Bin Mahmood Syed Usman, Mori Makoto, Yousef Sameh, Mullan Clancy W, Mangi Abeel A, Geirsson Arnar
Department of Surgery, Section of Cardiac Surgery, Yale University School of Medicine, New Haven, CT, USA.
Interact Cardiovasc Thorac Surg. 2020 Feb 1;30(2):243-248. doi: 10.1093/icvts/ivz259.
Evidence of an association between postoperative survival and the presenting syndrome following coronary artery bypass grafting (CABG) is limited. Our goal was to evaluate whether the presenting symptoms of acute coronary syndrome (ACS) or stable ischaemic heart disease were associated with mid-term survival in patients undergoing CABG.
We performed a single-centre retrospective study involving consecutive CABG operations from 2011 to 2016. Post-discharge survival was ascertained via patient-level data linkage with the State of Connecticut vital statistics. Baseline and postoperative variables were compared between the two groups. The multivariate Cox proportional hazard model, adjusted for demographics and comorbidity, was used to show whether the presenting syndrome category was independently associated with mid-term survival.
A total of 1631 patients were included: 794 with stable ischaemic heart disease and 837 with ACS. Patients with ACS who underwent CABG showed more comorbidities. The overall 30-day mortality rate was 1.8% (ACS 2.3% vs stable ischaemic heart disease 1.3%; P = 0.12).
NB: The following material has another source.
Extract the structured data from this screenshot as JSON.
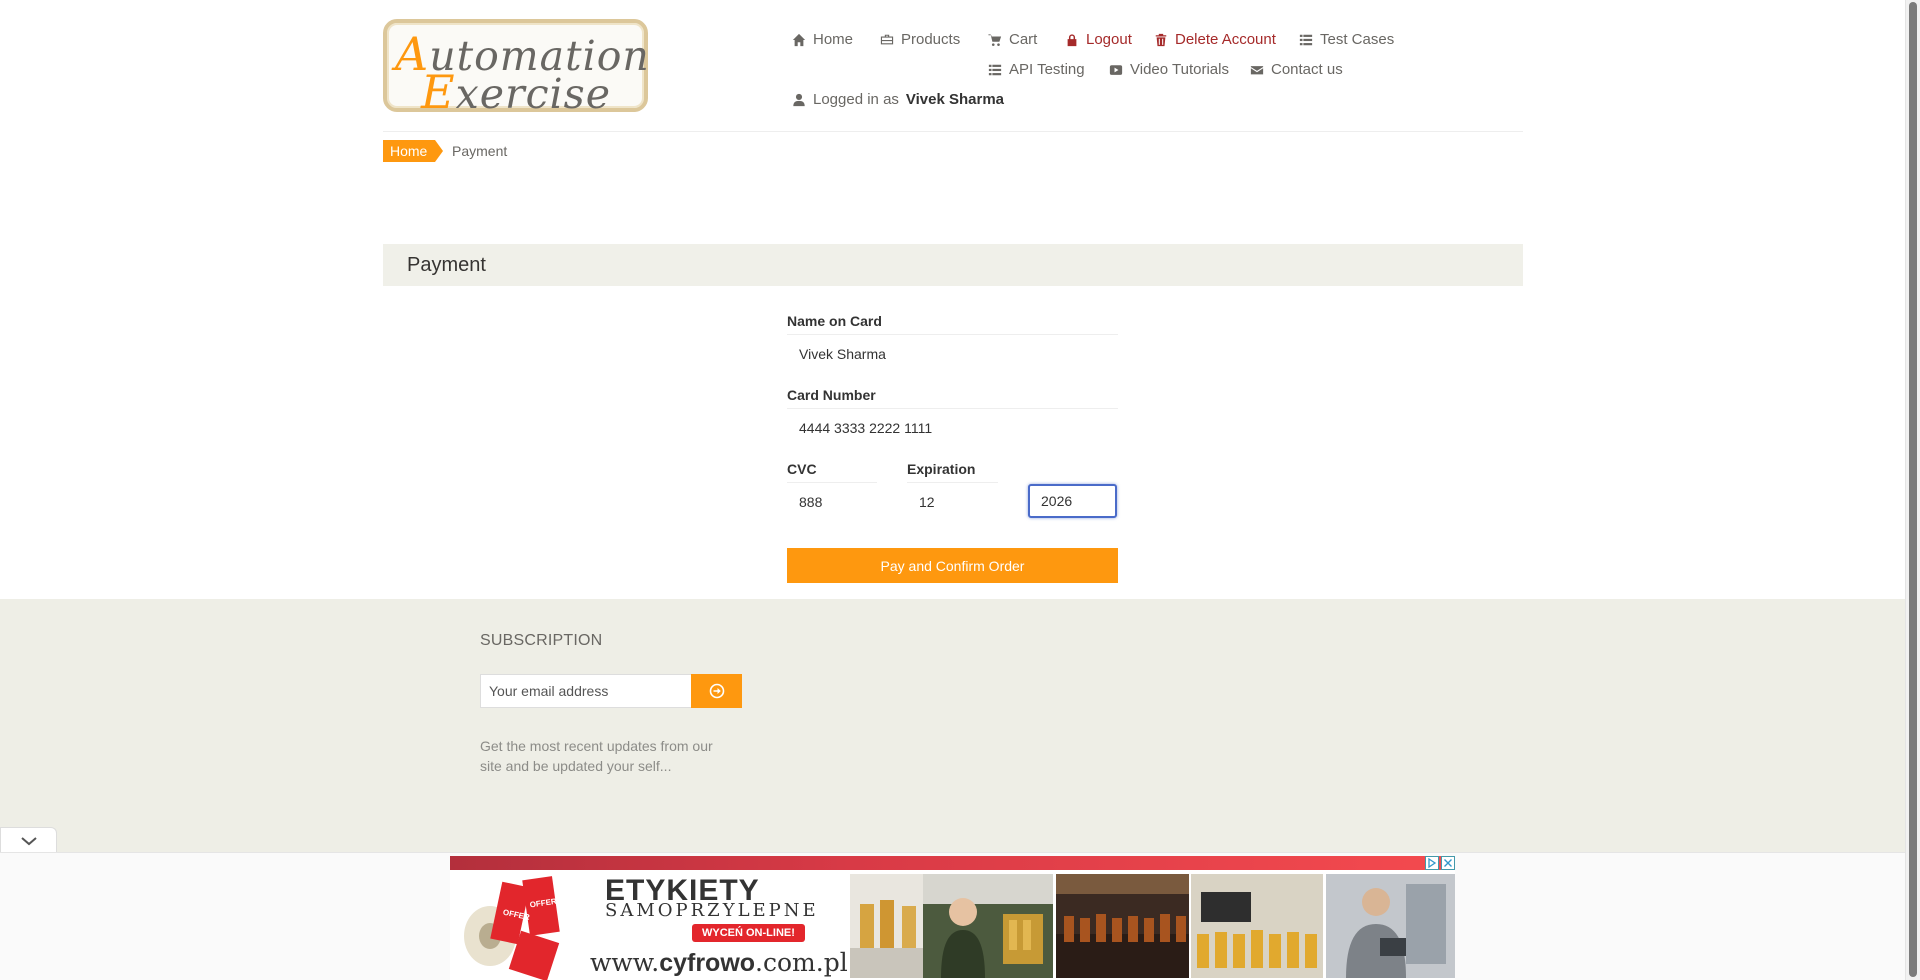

In-hospital, postoperative outcomes revealed higher rates of prolonged ventilation (11.7% vs 4.8%; P < 0.001), pneumonia (6.6% vs 3.9%; P = 0.016) and stay in the intensive care unit (3.7 ± 4.0 vs 3.2 ± 2.7 days; P = 0.014) in patients with ACS. The overall mean duration of the long-term follow-up period was 27.9 ± 16.5 months, during which 117 deaths occurred. The multivariable Cox proportional hazard model adjusted for demographics and comorbidity showed that ACS was not a predictor of mid-term mortality [hazard ratio (HR) 1.26, 95% confidence interval (CI) 0.84-1.90; P = 0.26]. Other significant predictors were cardiogenic shock (HR 2.12, 95% CI 1.04-4.33; P = 0.039) and history of congestive heart failure (HR 1.78, 95% CI 1.18-2.69; P = 0.0062).
The presenting syndrome was not an independent predictor of the mid-term mortality rate. The results indicate that the classification of the presenting syndrome may be fluid and that clinical decision-making for postoperative care of patients who have CABG directed by category of presenting syndrome needs careful consideration. These data should be interpreted in the context of the limitations of this study.
冠状动脉旁路移植术(CABG)后术后生存率与就诊综合征之间关联的证据有限。我们的目标是评估急性冠状动脉综合征(ACS)或稳定型缺血性心脏病的就诊症状是否与接受CABG患者的中期生存率相关。
我们进行了一项单中心回顾性研究,纳入了2011年至2016年连续进行的CABG手术。通过将患者层面的数据与康涅狄格州生命统计数据进行关联来确定出院后的生存率。比较两组之间的基线和术后变量。使用针对人口统计学和合并症进行调整的多变量Cox比例风险模型来显示就诊综合征类别是否与中期生存率独立相关。
共纳入1631例患者:794例患有稳定型缺血性心脏病,837例患有ACS。接受CABG的ACS患者合并症更多。总体30天死亡率为1.8%(ACS为2.3%,稳定型缺血性心脏病为1.3%;P = 0.12)。在住院期间,术后结果显示ACS患者的长时间通气率更高(11.7%对4.8%;P < 0.001)、肺炎发生率更高(6.6%对3.9%;P = 0.016)以及在重症监护病房的停留时间更长(3.7 ± 4.0天对3.2 ± 2.7天;P = 0.014)。长期随访期的总体平均持续时间为27.9 ± 16.5个月,在此期间发生了117例死亡。针对人口统计学和合并症进行调整的多变量Cox比例风险模型显示,ACS不是中期死亡率的预测因素[风险比(HR)1.26,95%置信区间(CI)0.84 - 1.90;P = 0.26]。其他显著的预测因素是心源性休克(HR 2.12,95% CI 1.04 - 4.33;P = 0.039)和充血性心力衰竭病史(HR 1.78,95% CI 1.18 - 2.69;P = 0.0062)。
就诊综合征不是中期死亡率的独立预测因素。结果表明就诊综合征的分类可能具有不确定性,并且根据就诊综合征类别指导CABG患者术后护理的临床决策需要仔细考虑。这些数据应结合本研究的局限性来解读。